Centipedes significantly outscore humans in the leg count but come up short on genes, say researchers who've mapped the complete genome of the creepy crawly creatures.
The first mapping of Strigamia maritima, a European centipede, shows it possesses around 15,000 genes, just around two-thirds of a human's 22,000 or so, they say.
Still, the findings are likely to provide more insight into how life evolved on Earth, the international research ream reported in the journal PLOS Biology.
Centipedes are arthropods, an invertebrate group that includes spiders, insects and crustaceans, and along with millipedes make up a class known as myriapods -- until now the only arthropod class that hadn't had its genome sequenced.
More surprising than the genes identified in the centipede are the genes that aren't there, researchers say.
Strigamia maritima seems to have lost the genes than can encode any of the known light receptors animals use, they say, and all the genes controlling the circadian rhythm, also known as the body clock.
"Strigamia live underground and have no eyes, so it's not surprising that many of the genes for light receptors are missing," say zoologist Michael Akam of the University of Cambridge in Britain. "But they behave as if they are hiding from the light. They must have some alternative way of detecting when they are exposed."
The lack of a body clock is also mysterious, Akam says, unless it's using some system completely different from that of any other animal.

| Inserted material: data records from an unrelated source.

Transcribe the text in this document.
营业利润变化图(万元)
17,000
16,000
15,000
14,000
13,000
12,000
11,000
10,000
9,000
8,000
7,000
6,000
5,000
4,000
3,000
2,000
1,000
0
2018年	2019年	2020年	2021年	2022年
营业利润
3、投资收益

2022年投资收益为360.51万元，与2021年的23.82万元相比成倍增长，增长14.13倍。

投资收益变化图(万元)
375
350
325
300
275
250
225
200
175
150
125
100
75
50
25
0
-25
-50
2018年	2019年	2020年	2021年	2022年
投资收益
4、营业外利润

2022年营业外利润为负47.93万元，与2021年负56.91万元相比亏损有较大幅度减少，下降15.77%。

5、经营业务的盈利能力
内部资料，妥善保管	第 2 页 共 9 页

The gene findings are clues to how different animals handled the evolutionary transition from the oceans to the land, says study co-author Ariel Chipman of the Hebrew University of Jerusalem's Alexander Silberman Institute of Life Science.
"The use of different evolutionary solutions to similar problems shows that myriapods and insects adapted to dry land independently of each other," he says. "For example, comparing the centipede and insect genomes shows that they independently evolved different solutions to the same problem shared by all land-dwelling creatures -- that of living in dry air."
While early genomic studies focused exclusively on humans, increasingly available sequencing equipment and the expertise in using it has made the entire world of biological life fair game -- to our benefit, Chipman says.
"If we have a better understanding of the biological world around us, how it operates, and how it came to be as it is, we will ultimately have a better understanding of ourselves," he says.